Katt on Kansas school funding bill: ‘Not good by any means’
By KARI BLURTON
USd 489 Superintendent Dean Katt said he believes the compromise bill now awaiting Gov. Sam Brownback’s signature will hurt the district more than it helps.
“Overall, financially, it is not good,” Katt said. “We didn’t receive money for capital outlay (or) state aid. We gained a bit for the local option budget mill levy, but most everything else is cuts.”
Katt added the final iteration of the bill was not as bad as some previous versions — but it’s “not good by any means.”
There is an increase of $14 per student in the base state aid and state funding for the local option budget, but that is countered by money the Hays district will lose for some at-risk students. The proposal adds $129 million in total state aid to help fund poorer school districts, but also contained policy changes that have raised alarms in the educational community. Most notably, it does away with due process, also known as tenure, that requires the decision to terminate a non-probationary teacher to be justifiable to a third party.

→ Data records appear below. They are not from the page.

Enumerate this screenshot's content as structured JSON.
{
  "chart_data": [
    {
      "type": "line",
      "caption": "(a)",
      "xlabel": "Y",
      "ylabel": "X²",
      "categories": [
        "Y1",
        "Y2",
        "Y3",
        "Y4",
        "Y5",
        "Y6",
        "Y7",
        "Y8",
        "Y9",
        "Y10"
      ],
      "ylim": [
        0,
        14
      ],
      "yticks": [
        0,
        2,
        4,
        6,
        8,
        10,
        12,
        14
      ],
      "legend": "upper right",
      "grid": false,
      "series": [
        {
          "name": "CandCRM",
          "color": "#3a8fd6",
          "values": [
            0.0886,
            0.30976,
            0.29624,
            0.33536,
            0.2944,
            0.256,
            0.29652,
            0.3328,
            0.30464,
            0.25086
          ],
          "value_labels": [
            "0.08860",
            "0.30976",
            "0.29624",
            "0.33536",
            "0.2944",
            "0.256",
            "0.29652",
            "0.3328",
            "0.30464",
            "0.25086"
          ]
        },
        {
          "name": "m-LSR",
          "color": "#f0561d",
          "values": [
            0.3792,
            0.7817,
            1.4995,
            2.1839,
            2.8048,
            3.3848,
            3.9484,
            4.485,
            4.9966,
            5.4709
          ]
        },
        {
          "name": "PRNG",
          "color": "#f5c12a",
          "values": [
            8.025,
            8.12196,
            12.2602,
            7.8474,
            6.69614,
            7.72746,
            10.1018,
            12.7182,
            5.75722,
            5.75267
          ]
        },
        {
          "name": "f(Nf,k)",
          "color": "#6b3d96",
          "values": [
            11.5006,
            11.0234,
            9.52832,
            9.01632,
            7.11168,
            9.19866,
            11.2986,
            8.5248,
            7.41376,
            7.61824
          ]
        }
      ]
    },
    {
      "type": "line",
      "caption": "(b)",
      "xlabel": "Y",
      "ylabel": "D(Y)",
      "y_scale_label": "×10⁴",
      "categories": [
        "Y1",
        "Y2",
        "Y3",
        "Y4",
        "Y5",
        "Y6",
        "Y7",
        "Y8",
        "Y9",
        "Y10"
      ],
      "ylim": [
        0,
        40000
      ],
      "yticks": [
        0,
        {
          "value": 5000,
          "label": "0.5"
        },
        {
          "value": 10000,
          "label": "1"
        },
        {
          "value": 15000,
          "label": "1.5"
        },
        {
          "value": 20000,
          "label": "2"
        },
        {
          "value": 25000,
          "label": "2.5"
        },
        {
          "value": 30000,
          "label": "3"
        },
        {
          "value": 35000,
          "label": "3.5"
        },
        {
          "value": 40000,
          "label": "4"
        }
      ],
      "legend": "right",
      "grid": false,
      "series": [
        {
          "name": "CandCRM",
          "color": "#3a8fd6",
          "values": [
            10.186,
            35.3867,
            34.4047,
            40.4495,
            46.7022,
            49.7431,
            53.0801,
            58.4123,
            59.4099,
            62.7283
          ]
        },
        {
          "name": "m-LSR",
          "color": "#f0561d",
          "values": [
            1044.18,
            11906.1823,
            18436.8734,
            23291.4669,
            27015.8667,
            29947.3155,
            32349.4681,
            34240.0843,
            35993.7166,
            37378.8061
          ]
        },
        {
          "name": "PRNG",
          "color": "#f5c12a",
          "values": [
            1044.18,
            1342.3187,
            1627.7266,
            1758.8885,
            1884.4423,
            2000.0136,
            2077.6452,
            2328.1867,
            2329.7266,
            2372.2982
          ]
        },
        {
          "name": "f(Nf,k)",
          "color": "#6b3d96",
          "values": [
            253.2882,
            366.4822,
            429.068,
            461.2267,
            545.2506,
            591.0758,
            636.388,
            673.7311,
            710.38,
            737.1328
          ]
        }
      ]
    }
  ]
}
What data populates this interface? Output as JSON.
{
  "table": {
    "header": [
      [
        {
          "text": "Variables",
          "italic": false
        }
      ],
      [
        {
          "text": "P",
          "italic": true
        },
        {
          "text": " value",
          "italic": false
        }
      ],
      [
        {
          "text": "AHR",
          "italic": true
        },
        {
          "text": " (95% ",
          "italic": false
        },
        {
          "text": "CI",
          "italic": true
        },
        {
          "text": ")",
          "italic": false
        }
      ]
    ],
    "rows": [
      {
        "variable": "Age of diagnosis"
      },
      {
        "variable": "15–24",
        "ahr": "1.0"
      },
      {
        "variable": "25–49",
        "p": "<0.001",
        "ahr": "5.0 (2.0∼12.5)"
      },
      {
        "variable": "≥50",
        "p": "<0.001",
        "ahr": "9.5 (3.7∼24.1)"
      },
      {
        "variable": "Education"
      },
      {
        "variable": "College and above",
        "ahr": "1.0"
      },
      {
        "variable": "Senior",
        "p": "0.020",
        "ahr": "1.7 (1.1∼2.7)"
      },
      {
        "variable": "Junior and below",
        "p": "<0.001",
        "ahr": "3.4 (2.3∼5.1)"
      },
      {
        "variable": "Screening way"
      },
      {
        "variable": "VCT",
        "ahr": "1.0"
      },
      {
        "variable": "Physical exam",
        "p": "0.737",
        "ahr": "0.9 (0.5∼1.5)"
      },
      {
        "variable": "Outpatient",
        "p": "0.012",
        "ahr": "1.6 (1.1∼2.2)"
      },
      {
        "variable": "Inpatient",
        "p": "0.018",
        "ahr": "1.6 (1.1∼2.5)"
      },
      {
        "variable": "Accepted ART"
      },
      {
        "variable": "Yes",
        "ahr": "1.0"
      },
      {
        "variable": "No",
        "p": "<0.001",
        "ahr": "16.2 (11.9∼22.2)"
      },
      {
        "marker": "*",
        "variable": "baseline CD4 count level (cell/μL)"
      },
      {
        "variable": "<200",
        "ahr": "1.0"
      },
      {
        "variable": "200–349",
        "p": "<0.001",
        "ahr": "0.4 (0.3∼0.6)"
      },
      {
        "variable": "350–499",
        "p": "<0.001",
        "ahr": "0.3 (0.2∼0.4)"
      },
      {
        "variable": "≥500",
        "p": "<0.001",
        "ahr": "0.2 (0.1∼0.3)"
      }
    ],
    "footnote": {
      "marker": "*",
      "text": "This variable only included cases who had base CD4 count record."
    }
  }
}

Hays USD 489 already was grappling with a projected $1.3 million shortfall in the upcoming budget, and recently informed some staff their contracts would not be renewed for the 2014-15 school year. In an official statement released by the district Tuesday, is was made public those cuts, if approved by the board of education, would affect 16 certified staff, an equivalent of 13 full-time employees. The classified staff also is expected to decrease in size, and three positions already have been cut through the process of attrition.
The compromise was drafted Sunday in response to a Kansas Supreme Court decision ruling Kansas educational funding fell short of constitutional requirements.
Katt said he is discouraged Kansas lawmakers didn’t have “a little more interest and spirited conversation during the regular session,” instead of waiting until until the last weekend to “throw everything together and think they are doing justice to anything.”
The only revenue option, the district said in the release today, is to increase the amount of taxes it levies via the local option budget. The new legislation would allow the district to increase that levy from 30 percent to 33 percent, which would generate approximately $650,000 in new revenue. Such a move would require approval by voters via a mail-in ballot.
“The biggest shock was the teacher tenure,” Katt said. “That was a big surprise. The issue had never came up with any Legislature — no hearings on it or anything.”